Multiplicações de nós-próprios
Parte I
Narcisismo
Somos todos tentativas falhadas
de personalizações, de moldes e ajustes feitos à medida exclusivamente desta
nossa barriga gorda. Arquitectar quem nos é, num todo, de forma a sermos reflexos
– sermos espelhos de atitudes consideradas exemplos a seguir unicamente por
serem postas em prática por nós próprios. Talvez por isso, hoje o meu peito rebenta por
debaixo do céu estrelado na terra sem nome; talvez por isso me falte o sossego,
o necessário à possibilidade de equilíbrio. Crescer com asas que me rasgaram as
costas e cresceram donas de si – sem sequer me questionarem se queria ser
rebelde, como sou – como elas me fizeram ser. Cicatrizes cravadas nesta parte
detrás do coração; simbolismos óbvios quando tentada uma definição para esta
instabilidade que fulmino com olhar. É uma mixórdia de certezas quando pensado
o berço desta ideia de sermos únicos e inquestionavelmente, querermos nos
ajustar aos padrões. Não sei se esta necessidade de manifesto constante em
relação à urgência de defender as pessoas como Pessoas que são, é fruto de uma
construção genética ou se serei só um mau exemplo das circunstâncias da vida
cuja sorte nem sempre predominou – ainda que o conceito de sorte seja indefinível.

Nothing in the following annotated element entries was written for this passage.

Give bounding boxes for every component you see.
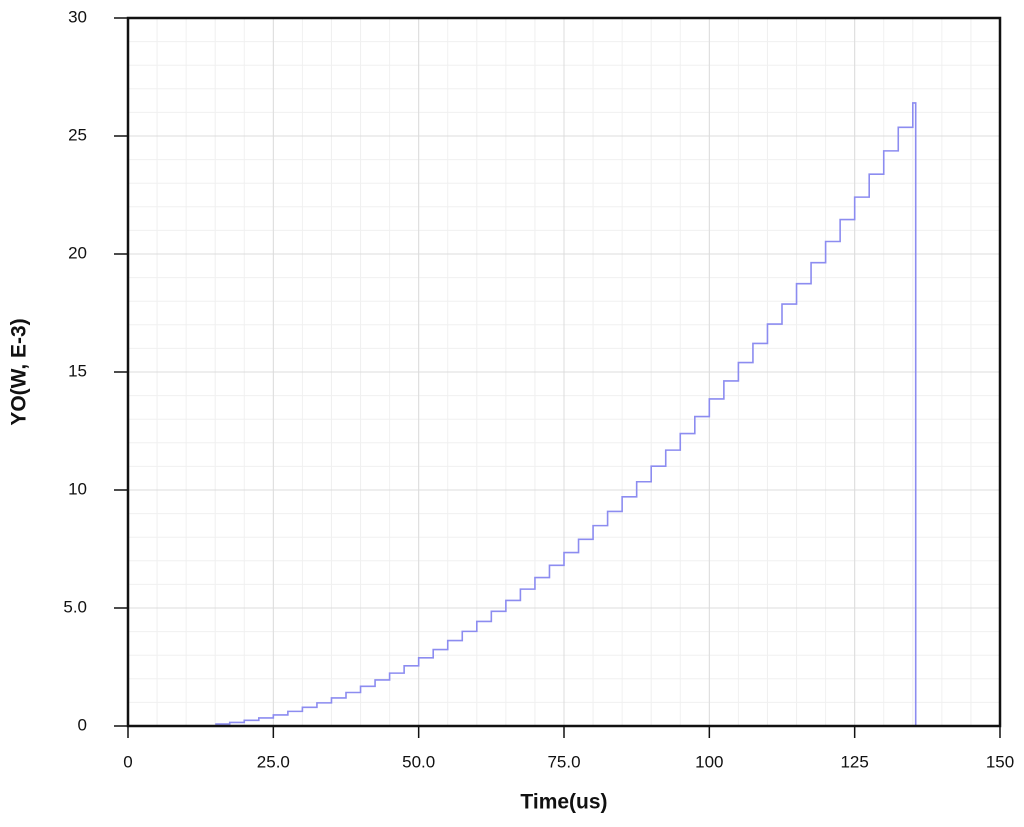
y-axis-title: YO(W, E-3) — [8, 318, 31, 425]
y-tick-label: 30 — [68, 7, 87, 26]
x-tick-label: 75.0 — [547, 752, 580, 771]
y-tick-label: 15 — [68, 361, 87, 380]
grid — [127, 17, 1001, 727]
x-tick-label: 100 — [695, 752, 723, 771]
x-tick-label: 0 — [123, 752, 132, 771]
line-series — [215, 102, 917, 726]
x-tick-label: 150 — [986, 752, 1014, 771]
y-tick-label: 25 — [68, 125, 87, 144]
axes: 0 25.0 50.0 75.0 100 125 150 0 5.0 10 15 20 25 30 — [63, 7, 1014, 771]
y-tick-label: 0 — [78, 715, 87, 734]
y-tick-label: 10 — [68, 479, 87, 498]
y-tick-label: 20 — [68, 243, 87, 262]
x-axis-title: Time(us) — [520, 791, 607, 814]
x-tick-label: 125 — [840, 752, 868, 771]
plot — [215, 102, 917, 726]
y-tick-label: 5.0 — [63, 597, 87, 616]
x-tick-label: 25.0 — [257, 752, 290, 771]
x-tick-label: 50.0 — [402, 752, 435, 771]
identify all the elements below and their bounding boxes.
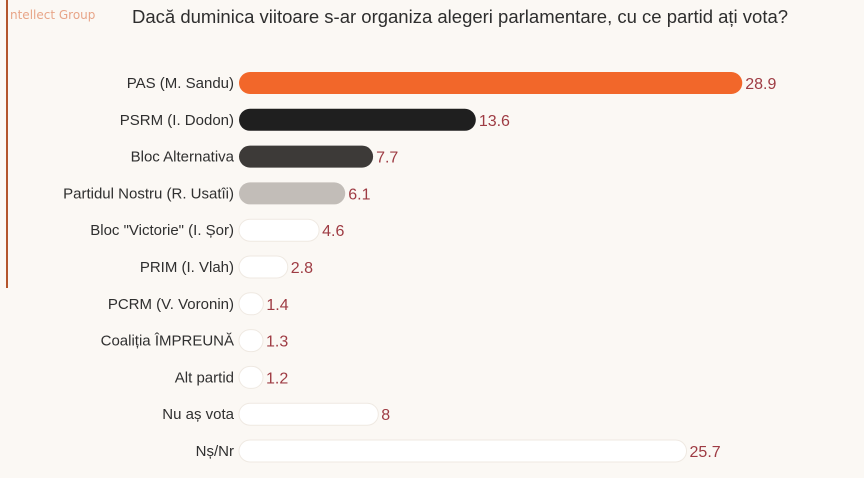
bar [238, 255, 289, 279]
category-label: Nu aș vota [162, 406, 234, 423]
value-label: 1.3 [266, 334, 288, 351]
category-label: PRIM (I. Vlah) [140, 259, 234, 276]
bar [238, 402, 379, 426]
bar [238, 292, 264, 316]
brand-label: ntellect Group [10, 8, 96, 22]
value-label: 25.7 [690, 444, 721, 461]
value-label: 4.6 [322, 223, 344, 240]
accent-rule [6, 0, 8, 288]
bar [238, 329, 264, 353]
category-label: Bloc Alternativa [131, 149, 235, 166]
category-label: Coaliția ÎMPREUNĂ [101, 333, 234, 350]
category-label: PCRM (V. Voronin) [108, 296, 234, 313]
category-label: Bloc "Victorie" (I. Șor) [90, 222, 234, 239]
value-label: 7.7 [376, 150, 398, 167]
category-label: Partidul Nostru (R. Usatîi) [63, 185, 234, 202]
value-label: 1.4 [266, 297, 288, 314]
value-label: 1.2 [266, 370, 288, 387]
value-label: 6.1 [348, 186, 370, 203]
category-label: Nș/Nr [196, 443, 234, 460]
bar [239, 72, 743, 94]
category-label: PSRM (I. Dodon) [120, 112, 234, 129]
bar [239, 145, 374, 168]
bar [238, 439, 688, 463]
category-label: Alt partid [175, 369, 234, 386]
chart-title: Dacă duminica viitoare s-ar organiza ale… [132, 6, 789, 27]
bar [238, 218, 320, 242]
value-label: 13.6 [479, 113, 510, 130]
bar [239, 108, 476, 131]
bar [239, 182, 346, 205]
value-label: 8 [381, 407, 390, 424]
bar [238, 365, 264, 389]
value-label: 2.8 [291, 260, 313, 277]
category-label: PAS (M. Sandu) [127, 75, 234, 92]
value-label: 28.9 [745, 76, 776, 93]
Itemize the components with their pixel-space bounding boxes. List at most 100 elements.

Independentemente de não me conseguir definir em afirmações sobre a origem
deste meu espirito sem casa, não me condeno nunca por não ser uma criação narcísica
de quem não se achou auto-suficiente e me foi tentando melhorar segundo
critérios pessoais. Foi-me dado um ninho como ave ignorante que era quando o
céu me fez frente mal abri os pequenos olhos de presa. Foram me dadas as asas
como ave curiosa que era quando o céu me foi dado como possibilidade, mal
conheci este meu espirito de rapina. Onde está a hipótese de voar? Agora que o
céu é uma necessidade de exploração e eventual libertação desta ave que sou, que
ouviu o coração de falcão e nunca se tornou caçadora – mas também nunca permitirá
ser caça.
Parte II
Arrependimento vs Humildade
Arrependimento vs Humildade
Não sei se o vento vos sopra ao
ouvido da mesma forma apetecível com que me canta canções de eventuais fugas
não planeadas. Uma tentação indisciplinada – que surge juntamente com a
necessidade de libertação óbvia para quem o espirito já é vomitado em conjunto
com as palavras repetidas pelos que cresceram – socialmente. Vejo-me escorregar
nessa construção em massa dos corações preparados para defesa ou ataque. Onde
nunca reina a possibilidade de uma harmonia colectiva – sinto um eflúvio a urgência
de semelhança nas peles de cordeiro que todos resolveram vestir. Será
tendência? Degraus criados, caminhados por quem não consegue ser mais do que o
óbvio. Essa vida – esse percurso igual a todos os percursos; porque raio sobem
todos a mesma escadaria? Será tendência? Projectam os sonhos que nunca atingem
por falta de capacidade de libertação do que é supostamente e politicamente
correcto – nas criações excessivamente narcísicas que falam. Acho que o medo
dessa arquitectura não se desenvolver segundo a maquete iniciada por vocês próprios,
assusta. Talvez venham daí os erros geracionais que tanto são criticados. A
ideia do que o nosso é melhor – nós é que vivemos mais e pior – “se tivessem
vivido no meu tempo”; “se tivessem tido a minha educação”; “se eu, eu, eu – se a
mim, a mim, a mim”. Reinos onde o cultivo de um futuro é escasso por haver
excesso de tempo desperdiçado na manutenção desse discurso narcísico, como uma
horta qualquer. As bussolas partem-se para quem se imagina enquanto início de
história de final feliz, a partir do momento em que se narram histórias onde
este nosso presente é passado de todos os grandes protagonistas nesta ideia de
Vida – de vida. Crescemos sem sermos projecções – somos agora os restos do almoço, os restos de passados
onde a sobrevalorização era banda sonora e agora não a sabemos cantar. No fundo, todos os nossos próximos
serão sempre piores a menos que se assemelhem a este nosso reflexo, a esta
tentativa à partida falhada de também nós sermos espelhos de não evoluções que nos esfregam o quão sortudos somos. Sei
lá – tento concentrar-me na capacidade de abstracção desse discurso decorado
pelos demais, fugindo a esta tendência de criticar, para eventualmente me arrepender. No fundo o que nos falta a todos é um bocadinho mais de respeito e humildade.
Esta ideia de sermos produção em massa se for aprofundada, não será tida como
uma Primavera num desses filmes que se projectam nas mesas ao jantar.